Старушка засуетилась, пригласила в комнату, где все дышало теплом, уютом, чистотой. Она быстро привела себя в порядок, вымыла руки, сменила передничек, налила чаю.
– От чаю не откажемся, – сказал Шаров.
Витькина бабушка светилась. В ее взгляде было не только сияние, но и бесконечный рассказ о ее жизни. И Сашко, наверное, знал про эту жизнь все и потому сказал, когда мы уехали: «Моя мать была такой же трудягой». И я потом долго, может быть всю жизнь, вспоминал глаза Витькиной бабушки. Что же надо в душе иметь, чтобы вот так глаза светились? И эту про-светленность приметил Сашко в Витькиной бабушке:
– Ей не надо просить бога помочь смириться с тем, чего она не может сделать. Весь ее смысл в том, что она радуется всему.
Я смотрел на милую старушку, на такую благополучно. и щедро милую бабушку и на такое же щедрое и милое лицо Сашка, а в голове вертелась подбитой птицей мысль о брошенном нами старике. Мысль, которую я так и подавил в себе. И мне почему-то до боли стали противны и Сашко, и эта милая, ни в чем не повинная старушка, и Шаров, и я сам.
Когда мы сказали бабушке о том, что мы только что с похорон, она чуть-чуть погрустнела, едва заметно притемнилась, а глаза и губы ее все равно улыбались, правда несколько неприкаянно, но все равно светилось лицо скорее улыбкой, чем грустью. И рука с голубоватой кожей, с коричневыми пятнышками потянулась было к Славке, так мне показалось, потянулась, может быть, чтобы погладить головку мальчику, а потом будто передумала, взяла передничек и кончик фартука поднесла к губам. Застыла на секунду, еще с большей силой заулыбались ее глаза, но только на миг, потому что в другую секунду она уже доставала банки с вареньем, рассматривала наклейки, на которых было написано: «Крыжовник», «Вишня», «Слива».
– А ну глянем, шо там с машиной, – сказал Шаров. В машине он налил нам по стакану, буркнул:- Помянем, – и мы выпили.
И будто сразу легче стало: смешались глинистые сцены, снежная Дорога завертелась перед глазами и острая картина с серым привидением совсем приглушилась.

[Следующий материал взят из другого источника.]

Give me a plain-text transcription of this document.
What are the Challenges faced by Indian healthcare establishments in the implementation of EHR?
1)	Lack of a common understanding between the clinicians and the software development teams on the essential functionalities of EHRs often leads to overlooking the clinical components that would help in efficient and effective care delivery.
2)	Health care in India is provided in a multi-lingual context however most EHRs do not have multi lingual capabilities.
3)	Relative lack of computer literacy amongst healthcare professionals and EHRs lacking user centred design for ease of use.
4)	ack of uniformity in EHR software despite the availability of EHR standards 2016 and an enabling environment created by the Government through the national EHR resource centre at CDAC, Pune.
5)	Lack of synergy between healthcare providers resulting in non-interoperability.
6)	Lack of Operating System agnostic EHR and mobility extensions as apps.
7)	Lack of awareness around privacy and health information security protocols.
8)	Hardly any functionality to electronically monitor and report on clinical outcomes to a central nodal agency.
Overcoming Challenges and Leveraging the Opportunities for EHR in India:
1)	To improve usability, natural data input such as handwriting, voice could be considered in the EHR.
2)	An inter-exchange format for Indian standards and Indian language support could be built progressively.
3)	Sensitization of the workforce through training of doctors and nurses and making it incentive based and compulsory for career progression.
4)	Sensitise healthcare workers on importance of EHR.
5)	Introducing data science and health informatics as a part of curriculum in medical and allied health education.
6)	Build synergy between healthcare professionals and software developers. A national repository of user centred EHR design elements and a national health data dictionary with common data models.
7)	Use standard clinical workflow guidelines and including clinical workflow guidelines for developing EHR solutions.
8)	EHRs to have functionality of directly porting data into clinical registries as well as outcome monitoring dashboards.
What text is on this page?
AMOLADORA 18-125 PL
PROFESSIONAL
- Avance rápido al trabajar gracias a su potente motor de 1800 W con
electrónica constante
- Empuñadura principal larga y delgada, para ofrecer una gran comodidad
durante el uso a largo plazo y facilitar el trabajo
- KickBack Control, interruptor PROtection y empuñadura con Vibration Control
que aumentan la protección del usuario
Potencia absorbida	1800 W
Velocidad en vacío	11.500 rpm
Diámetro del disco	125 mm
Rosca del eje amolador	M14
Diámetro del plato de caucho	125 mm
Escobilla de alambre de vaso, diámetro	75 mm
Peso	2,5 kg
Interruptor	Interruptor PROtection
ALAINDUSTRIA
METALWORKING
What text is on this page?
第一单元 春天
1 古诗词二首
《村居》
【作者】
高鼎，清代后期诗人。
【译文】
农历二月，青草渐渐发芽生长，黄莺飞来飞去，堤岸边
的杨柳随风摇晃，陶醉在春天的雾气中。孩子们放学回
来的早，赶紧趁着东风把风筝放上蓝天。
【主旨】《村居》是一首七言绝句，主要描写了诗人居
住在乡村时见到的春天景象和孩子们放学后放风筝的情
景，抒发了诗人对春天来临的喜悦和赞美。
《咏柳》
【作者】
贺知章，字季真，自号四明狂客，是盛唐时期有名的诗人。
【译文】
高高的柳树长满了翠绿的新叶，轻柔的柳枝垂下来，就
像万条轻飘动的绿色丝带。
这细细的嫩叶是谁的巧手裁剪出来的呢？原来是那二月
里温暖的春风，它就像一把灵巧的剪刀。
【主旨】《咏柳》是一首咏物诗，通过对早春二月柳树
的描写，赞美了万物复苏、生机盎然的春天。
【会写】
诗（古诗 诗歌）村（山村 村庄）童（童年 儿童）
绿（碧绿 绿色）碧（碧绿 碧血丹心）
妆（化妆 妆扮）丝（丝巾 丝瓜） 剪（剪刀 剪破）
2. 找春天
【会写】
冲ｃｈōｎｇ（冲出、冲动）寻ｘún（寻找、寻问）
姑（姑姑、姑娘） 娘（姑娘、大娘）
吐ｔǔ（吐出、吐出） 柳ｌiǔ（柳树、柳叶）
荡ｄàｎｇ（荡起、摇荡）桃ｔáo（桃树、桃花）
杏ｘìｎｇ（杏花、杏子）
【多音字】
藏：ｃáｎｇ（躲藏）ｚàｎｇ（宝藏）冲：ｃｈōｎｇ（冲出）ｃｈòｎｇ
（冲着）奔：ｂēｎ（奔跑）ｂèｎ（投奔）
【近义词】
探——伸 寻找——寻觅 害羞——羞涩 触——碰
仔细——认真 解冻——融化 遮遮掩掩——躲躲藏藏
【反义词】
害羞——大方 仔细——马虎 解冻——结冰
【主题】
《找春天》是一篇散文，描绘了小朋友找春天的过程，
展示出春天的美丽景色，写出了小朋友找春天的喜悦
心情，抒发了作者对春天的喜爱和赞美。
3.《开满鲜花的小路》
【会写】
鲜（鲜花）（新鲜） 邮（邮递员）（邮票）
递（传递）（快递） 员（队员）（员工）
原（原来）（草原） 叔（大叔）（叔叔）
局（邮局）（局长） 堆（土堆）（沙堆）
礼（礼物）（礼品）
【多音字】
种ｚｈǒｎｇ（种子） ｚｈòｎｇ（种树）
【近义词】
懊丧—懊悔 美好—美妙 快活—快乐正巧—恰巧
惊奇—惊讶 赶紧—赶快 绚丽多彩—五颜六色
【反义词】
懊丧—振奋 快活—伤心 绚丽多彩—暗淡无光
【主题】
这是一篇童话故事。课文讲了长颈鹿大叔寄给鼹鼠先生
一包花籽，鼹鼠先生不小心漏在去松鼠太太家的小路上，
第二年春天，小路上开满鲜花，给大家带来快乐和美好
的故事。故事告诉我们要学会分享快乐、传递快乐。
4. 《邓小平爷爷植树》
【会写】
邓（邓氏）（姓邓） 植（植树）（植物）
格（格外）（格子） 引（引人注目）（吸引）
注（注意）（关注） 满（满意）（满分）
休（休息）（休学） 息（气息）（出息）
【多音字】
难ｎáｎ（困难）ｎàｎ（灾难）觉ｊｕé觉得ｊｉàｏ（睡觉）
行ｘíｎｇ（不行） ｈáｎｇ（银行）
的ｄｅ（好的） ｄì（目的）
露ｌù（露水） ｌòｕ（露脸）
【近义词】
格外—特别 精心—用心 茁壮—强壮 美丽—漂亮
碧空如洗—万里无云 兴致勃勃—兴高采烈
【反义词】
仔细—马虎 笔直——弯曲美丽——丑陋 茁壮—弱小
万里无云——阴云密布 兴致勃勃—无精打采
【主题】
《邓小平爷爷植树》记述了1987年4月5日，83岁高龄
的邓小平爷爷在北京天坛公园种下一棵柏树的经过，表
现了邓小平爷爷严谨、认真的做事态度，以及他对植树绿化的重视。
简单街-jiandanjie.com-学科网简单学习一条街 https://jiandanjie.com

– Не доведи господь, – почему-то сказал Шаров, А что он имел в виду, никто из нас толком не понял, хотя вывод сделан был совершенно уместный и мог означать и то, что не дай бог помереть в такую холодную пору и оказаться таким беспомощным и брошенным стариком и с таким внуком, который оставил родного деда, и… Да мало ли что могло означать это краткое просительное обращение к богу!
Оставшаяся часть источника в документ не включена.